1942. II. 3. Двести двадцать седьмой день войны. М. Ф. вернулась из распределителя ни с чем. Выдач нет и сегодня.
…Уйдем от нашего кошмарного настоящего куда-нибудь в сторону. Вчера вечером я хорошо занимался изучением прошлого Передней Азии и хеттской культуры, перемежая эти занятия с историей Академии наук. Уйдем и сегодня…

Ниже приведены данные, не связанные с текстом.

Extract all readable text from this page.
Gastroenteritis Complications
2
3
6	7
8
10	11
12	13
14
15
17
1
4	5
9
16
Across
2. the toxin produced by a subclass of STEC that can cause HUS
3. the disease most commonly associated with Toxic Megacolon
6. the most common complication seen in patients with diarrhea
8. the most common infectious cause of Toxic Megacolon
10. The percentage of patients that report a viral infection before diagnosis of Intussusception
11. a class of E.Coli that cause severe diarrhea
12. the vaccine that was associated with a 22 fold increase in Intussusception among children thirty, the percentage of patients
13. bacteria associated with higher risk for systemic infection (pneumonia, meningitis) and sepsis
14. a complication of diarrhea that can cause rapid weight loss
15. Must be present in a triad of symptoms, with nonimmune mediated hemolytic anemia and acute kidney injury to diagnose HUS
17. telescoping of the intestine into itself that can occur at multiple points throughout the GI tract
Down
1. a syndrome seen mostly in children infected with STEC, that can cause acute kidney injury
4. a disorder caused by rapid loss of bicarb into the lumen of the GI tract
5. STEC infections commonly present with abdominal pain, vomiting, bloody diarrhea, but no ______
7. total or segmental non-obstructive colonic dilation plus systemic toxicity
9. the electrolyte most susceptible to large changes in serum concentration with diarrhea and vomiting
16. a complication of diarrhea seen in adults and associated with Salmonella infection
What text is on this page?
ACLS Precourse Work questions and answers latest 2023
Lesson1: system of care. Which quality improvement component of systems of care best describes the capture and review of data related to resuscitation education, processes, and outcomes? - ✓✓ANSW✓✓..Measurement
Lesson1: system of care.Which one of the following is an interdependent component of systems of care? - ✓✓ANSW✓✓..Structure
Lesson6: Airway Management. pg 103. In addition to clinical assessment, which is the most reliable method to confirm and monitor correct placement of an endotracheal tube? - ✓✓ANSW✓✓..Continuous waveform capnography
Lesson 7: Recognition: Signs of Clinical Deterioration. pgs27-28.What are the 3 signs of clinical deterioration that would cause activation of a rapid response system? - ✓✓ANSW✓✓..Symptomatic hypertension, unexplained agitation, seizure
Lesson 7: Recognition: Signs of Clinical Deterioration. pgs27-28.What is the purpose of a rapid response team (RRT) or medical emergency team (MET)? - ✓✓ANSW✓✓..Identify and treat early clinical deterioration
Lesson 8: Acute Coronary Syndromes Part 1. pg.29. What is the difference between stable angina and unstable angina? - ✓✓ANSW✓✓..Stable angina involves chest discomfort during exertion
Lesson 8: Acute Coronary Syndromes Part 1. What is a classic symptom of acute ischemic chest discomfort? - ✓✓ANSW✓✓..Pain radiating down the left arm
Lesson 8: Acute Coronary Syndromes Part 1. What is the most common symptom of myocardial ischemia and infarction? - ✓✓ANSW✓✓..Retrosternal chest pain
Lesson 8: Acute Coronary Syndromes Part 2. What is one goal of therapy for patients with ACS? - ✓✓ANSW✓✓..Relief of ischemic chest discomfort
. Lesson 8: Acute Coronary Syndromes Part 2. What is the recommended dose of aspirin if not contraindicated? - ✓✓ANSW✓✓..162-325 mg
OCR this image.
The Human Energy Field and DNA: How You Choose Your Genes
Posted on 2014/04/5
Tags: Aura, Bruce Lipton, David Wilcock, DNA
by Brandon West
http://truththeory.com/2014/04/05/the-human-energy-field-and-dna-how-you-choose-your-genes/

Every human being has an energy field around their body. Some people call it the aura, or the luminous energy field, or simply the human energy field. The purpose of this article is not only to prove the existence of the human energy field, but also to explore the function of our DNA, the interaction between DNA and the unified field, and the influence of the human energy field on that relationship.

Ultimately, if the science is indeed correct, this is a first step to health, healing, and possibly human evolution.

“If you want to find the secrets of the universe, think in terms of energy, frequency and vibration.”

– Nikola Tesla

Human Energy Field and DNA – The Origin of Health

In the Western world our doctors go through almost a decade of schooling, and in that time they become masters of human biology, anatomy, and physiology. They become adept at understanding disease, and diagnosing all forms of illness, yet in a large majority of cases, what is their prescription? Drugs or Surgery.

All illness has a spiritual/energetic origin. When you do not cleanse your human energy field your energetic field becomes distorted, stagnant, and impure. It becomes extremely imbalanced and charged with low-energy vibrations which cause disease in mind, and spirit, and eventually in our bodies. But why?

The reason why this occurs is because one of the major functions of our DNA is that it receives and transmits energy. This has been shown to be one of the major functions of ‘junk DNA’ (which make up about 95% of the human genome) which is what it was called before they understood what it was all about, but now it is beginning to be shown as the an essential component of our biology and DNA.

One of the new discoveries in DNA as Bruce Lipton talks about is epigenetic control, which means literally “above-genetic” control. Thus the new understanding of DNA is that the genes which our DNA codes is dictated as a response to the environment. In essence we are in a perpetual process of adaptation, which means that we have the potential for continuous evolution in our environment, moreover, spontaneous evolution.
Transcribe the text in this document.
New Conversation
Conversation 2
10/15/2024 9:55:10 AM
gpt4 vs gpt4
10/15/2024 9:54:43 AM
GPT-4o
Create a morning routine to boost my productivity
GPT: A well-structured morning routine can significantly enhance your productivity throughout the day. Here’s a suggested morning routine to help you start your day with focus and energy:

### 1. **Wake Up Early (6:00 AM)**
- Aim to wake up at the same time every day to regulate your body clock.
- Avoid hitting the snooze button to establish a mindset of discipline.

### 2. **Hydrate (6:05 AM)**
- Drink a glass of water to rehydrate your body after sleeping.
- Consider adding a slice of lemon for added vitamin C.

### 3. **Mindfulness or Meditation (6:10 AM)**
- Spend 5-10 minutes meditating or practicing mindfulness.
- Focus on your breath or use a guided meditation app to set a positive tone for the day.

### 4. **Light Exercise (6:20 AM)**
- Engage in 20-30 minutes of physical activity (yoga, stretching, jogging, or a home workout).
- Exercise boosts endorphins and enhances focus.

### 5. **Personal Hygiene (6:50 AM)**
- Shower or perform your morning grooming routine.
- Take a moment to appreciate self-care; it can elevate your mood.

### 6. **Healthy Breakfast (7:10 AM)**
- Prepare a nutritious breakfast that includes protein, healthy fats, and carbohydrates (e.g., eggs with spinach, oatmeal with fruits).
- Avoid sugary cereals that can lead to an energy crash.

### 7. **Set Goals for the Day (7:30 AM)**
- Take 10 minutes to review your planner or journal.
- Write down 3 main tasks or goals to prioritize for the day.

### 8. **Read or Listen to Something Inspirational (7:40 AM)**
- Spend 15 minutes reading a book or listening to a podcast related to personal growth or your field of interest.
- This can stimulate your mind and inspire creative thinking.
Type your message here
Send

Но еще несколько слов для будущего читателя этих строк. Есть и такие «персонажи» даже на моем «малом радиусе». У соседей на кухне, где все они живут, сидит «оборонная дама», то есть жена инженера по оборонным работам. Она имеет возможность приобретать вещи за хлеб, крупу, масло, свиную кожу. Ей нужны самые изысканные вещи: белье, туфли, скатерти, полотенца; и за них она дает: кило хлеба за большой, хорошо сохранившийся ковер, горсточку пшена и несколько кусочков сахара за лампу, за туфли – 500 граммов рису… Голодные соседи только этим и держатся. Дама же себя не обижает… Значит, есть среди нас, голодных, в Ленинграде и сытые!..
А вот кусочек нашего быта. В Архиве сегодня только двое «присутствуют», дневные дежурные (ночные дежурства, как я уже отмечал, пришлось отменить из-за слабости сотрудников и отсутствия топлива): доктор истории А. И. Андреев и Фаина, истопница и рабочая Архива, жена кочегара, взятого на войну. Сидят они в 12-й комнате около плиты. Андреев читает диссертацию докторанта Бауэра и готовится к диспуту. Фаня топит плиту и скучает. Тогда Андреев пытается ее чем-нибудь рассмешить и опять продолжает свое чтение. Фаина, или Фаня, как ее зовут у нас, мать троих детей, татарка, до сих пор, до середины января, не сдавалась. Я уже отмечал ее выдержанность и стойкость. Она давно не имеет никаких известий о муже и писем от него. Ни разу она не пожаловалась на свою судьбу. Теперь она постарела, потемнела, подурнела, а ей еще нет и тридцати. По-видимому, она была недурна в молодости. Гибкая, тонкая, с природным умом и тактом, она в 17—20-летнем возрасте, вероятно, была красивой и приятной девушкой. А еще помоложе, наверное, напоминала незабываемый образ девочки-татарки, нарисованный Львом Толстым в «Кавказском пленнике». Жизнь у Фани сложилась и без «того нелегкая с тремя детьми, а сейчас и совсем сделалась тяжелой; едва она справляется с семьей и службой. С ней живет старуха, мать мужа, сама как дитя, требующая за собой ухода, Фаня мечтает эвакуироваться, уехать с детьми к себе на родину, в Пензенскую область. Ни одна эвакуация начиная с августа не удалась. Сейчас Фаня, как и все мы, переживает особенно тяжелые дни. Покуда ее крепкая натура выдерживала, выдержит ли теперь?